Influenciada pelas leituras dos textos de Nelson Rodrigues, no primeiro mês de trabalho na Nacional, d'O Globo, eu cometi a "imprudência" de usar um único e escasso adjetivo num texto que narrava um fato divertido da nossa história. Era a memória sobre o dia em que o prefeito eleito de São Paulo, Jânio Quadros, desinfetou a cadeira onde o seu concorrente derrotado, Fernando Henrique, havia sentado na véspera do pleito.
Pois bem, dia seguinte eu levo um pito do Luiz Garcia no famoso e temido Algumas, email com críticas que ele envia diariamente à redação. Lembro do fato agora lendo uma crônica futebolística do meu querido Nelson. Ele havia de me defender num tribunal por ter abusado do meu direito de querer florear o texto e, por extensão, o fato.
A propósito, reproduzo aqui mais um dos extraordinários textos desse meu escritor preferido. Desculpem, mas só respiro Nelson Rodrigues desde a virada do ano... Esse agora é do livro "A pátria em chuteiras". É mais um dos exageros dramáticos do jornalista que, quando repórter policial, inventava estórias e personagens em suas reportagens.
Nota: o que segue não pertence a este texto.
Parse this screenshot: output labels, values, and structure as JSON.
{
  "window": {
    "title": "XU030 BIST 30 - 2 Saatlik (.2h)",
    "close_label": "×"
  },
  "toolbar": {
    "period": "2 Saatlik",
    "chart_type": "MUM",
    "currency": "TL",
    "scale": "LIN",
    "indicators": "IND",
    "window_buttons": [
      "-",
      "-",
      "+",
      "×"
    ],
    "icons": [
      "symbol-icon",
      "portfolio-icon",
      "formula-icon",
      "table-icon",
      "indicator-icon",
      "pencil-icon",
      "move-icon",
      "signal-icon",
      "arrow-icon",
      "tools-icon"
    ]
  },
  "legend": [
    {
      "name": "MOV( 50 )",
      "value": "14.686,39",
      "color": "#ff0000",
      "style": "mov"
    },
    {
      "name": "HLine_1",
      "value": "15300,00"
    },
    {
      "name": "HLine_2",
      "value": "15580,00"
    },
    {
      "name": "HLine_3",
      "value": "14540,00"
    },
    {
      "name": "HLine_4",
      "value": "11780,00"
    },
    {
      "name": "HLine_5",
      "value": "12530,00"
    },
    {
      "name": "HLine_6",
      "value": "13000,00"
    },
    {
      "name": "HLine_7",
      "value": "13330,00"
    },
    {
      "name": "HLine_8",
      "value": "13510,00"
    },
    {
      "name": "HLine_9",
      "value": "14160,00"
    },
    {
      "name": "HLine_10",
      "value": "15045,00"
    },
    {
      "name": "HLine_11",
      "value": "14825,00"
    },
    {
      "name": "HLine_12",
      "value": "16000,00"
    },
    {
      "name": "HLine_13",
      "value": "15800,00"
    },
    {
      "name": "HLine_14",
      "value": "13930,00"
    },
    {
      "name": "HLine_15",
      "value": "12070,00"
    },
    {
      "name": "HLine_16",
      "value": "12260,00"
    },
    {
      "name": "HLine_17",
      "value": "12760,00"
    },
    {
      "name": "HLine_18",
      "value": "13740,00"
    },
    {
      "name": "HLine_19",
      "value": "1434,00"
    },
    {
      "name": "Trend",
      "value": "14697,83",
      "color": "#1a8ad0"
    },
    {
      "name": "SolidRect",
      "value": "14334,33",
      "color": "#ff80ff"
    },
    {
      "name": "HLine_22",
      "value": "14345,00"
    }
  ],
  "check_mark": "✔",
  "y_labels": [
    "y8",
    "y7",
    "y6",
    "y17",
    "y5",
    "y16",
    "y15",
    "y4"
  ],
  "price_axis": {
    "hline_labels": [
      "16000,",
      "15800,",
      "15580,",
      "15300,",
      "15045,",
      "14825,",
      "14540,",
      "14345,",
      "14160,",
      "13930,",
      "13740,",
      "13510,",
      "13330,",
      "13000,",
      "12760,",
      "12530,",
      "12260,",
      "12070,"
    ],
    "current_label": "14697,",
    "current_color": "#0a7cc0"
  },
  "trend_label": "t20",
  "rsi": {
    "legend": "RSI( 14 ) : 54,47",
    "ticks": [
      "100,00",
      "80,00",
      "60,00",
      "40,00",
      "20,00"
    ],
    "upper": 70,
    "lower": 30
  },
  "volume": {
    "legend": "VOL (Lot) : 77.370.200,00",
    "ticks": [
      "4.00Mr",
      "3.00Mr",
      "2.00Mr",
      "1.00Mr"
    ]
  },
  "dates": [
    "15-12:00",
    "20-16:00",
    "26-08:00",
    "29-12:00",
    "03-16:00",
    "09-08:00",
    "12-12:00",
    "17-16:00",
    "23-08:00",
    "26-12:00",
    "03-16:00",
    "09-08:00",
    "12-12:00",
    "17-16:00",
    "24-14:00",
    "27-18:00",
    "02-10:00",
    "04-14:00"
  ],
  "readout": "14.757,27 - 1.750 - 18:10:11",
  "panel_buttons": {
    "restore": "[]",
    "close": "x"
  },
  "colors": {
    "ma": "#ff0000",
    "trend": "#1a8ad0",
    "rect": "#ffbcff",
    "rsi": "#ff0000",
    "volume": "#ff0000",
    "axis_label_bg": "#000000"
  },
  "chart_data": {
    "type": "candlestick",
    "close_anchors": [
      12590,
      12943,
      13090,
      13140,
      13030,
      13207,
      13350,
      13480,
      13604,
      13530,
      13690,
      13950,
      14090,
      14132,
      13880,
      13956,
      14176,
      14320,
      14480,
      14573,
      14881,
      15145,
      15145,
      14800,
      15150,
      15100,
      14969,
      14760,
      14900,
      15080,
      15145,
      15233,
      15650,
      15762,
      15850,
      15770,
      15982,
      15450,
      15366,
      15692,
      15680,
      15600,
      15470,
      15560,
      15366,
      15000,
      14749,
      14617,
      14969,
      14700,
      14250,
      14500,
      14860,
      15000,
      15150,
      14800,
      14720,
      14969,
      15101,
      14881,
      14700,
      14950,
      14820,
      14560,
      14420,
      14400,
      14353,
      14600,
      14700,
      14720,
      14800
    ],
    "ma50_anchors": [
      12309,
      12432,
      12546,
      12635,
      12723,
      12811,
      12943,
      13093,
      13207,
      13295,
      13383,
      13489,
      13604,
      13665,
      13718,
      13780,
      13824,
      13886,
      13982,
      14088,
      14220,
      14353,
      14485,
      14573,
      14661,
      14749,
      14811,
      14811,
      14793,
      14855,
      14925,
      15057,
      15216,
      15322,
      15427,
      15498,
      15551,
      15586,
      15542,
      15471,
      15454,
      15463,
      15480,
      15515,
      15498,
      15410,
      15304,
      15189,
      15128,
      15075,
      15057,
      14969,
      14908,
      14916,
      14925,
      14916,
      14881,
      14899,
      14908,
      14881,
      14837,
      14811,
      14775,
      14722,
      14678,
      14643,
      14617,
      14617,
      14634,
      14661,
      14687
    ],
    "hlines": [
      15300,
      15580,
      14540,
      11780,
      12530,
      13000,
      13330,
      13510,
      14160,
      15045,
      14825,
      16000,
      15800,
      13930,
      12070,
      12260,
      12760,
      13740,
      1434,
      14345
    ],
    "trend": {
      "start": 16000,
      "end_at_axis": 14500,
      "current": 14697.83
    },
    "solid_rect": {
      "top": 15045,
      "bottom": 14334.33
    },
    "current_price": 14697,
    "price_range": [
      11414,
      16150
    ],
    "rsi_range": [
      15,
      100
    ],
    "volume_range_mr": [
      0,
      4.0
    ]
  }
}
Não dá para concordar com tudo que ele escreve, mas havemos de ter em mente que o repórter deve se ater à verdade, sim - Nelson exagera - mas procurar nela um lance inusitado, que chame a atenção para algo transcedente ao fato.
O passarinho
Quando o Brasil levantou o Pan-Americano, eu só lamentei uma coisa: - que Bilac não estivesse vivo. Não o Bilac da "Frinéia", do "Nunca morrer assim", das "Virgens mortas", mas sim o Bilac dos tiros de guerra. Infelizmente, não mais existem, nem os tiros, nem o poeta. E é pena. Outrora, cada acontecimento tinha um Homero à mão, ou um Camõs, ou um Dante. Recheado de poesia, entupido de rimas, o fato adquiria uma dimensão nova e emocionante.
Ora, faltou, justamente, à vitória gaúcha, o seu poeta. Os correspondentes brasileiros, que estavam no México, deviam mandar, de lá, telegramas rimados, ungidos de histerismo cívico. Mas como estamos em crise de Bilacs, o fabuloso triunfo só inspirou mesmo uma pífia correspondência, que nos enche de humilhação patriótica e vergonha profissional. Cada cronista da delegação, em vez de babar materialmente de gozo, mandou dizer ao seu jornal o seguinte: - "que os argentinos jogaram mais, que os argentinos mereceram vencer"(...).
Vejam vocês em que dá a mania de justiça e da objetividade! Um cronista apaixonado havia de retocar o fato, transfigurá-lo, dramatizá-lo. Daria à estúpida e chata realidade um sopro de fantasia. Falaria com os arreganhos de um orador canastrão. Em vez disso, os rapazes cingiram-se a uma veracidade pura e abjeta. Ora, o jornalista que tem o culto do fato é profissionalmente um fracassado. Sim, amigos, o fato em si mesmo vale pouco ou nada. O que lhe dá autoridade é o acréscimo da imaginação.
(...) Modelo de eficiência profissional foi aquele repórter que viu um incêndio. (...) O jornalista espia o fogo e conclui que se tratava, na verdade, de um incêndio vagabundo, uma vergonha de incêndio. Qualquer mãe de família o apagaria com um humilhante regador de jardim. Volta o repórter para a redação e, lá, escreve uma página de jornal sobre o fracassado sinistro. E mais: - põe um canário inventado no meio das labaredas, um canário que morre cantando. No dia seguinte, a edição esgotou-se. A cidade inteira, de ponta a ponta, chorou a irreparável perda do bicho.
Vejam vocês a lição de vida e de jornalismo: - com duas mentiras, o repórter alcançara um admirável resultado poético e dramático. O que faltou aos nossos correspondentes do México foi, justamente, o passarinho. Fizemos uma África miserável, uma ilíada tenebrosa, papamos o Chile, o Peru, o México, a Costa Rica e quase a Argentina. E nenhum dos confrades, adidos à delegação, lembrou-se de recriar o canário, de assassiná-lo outra vez. Sem passarinho, não há jornalismo possível.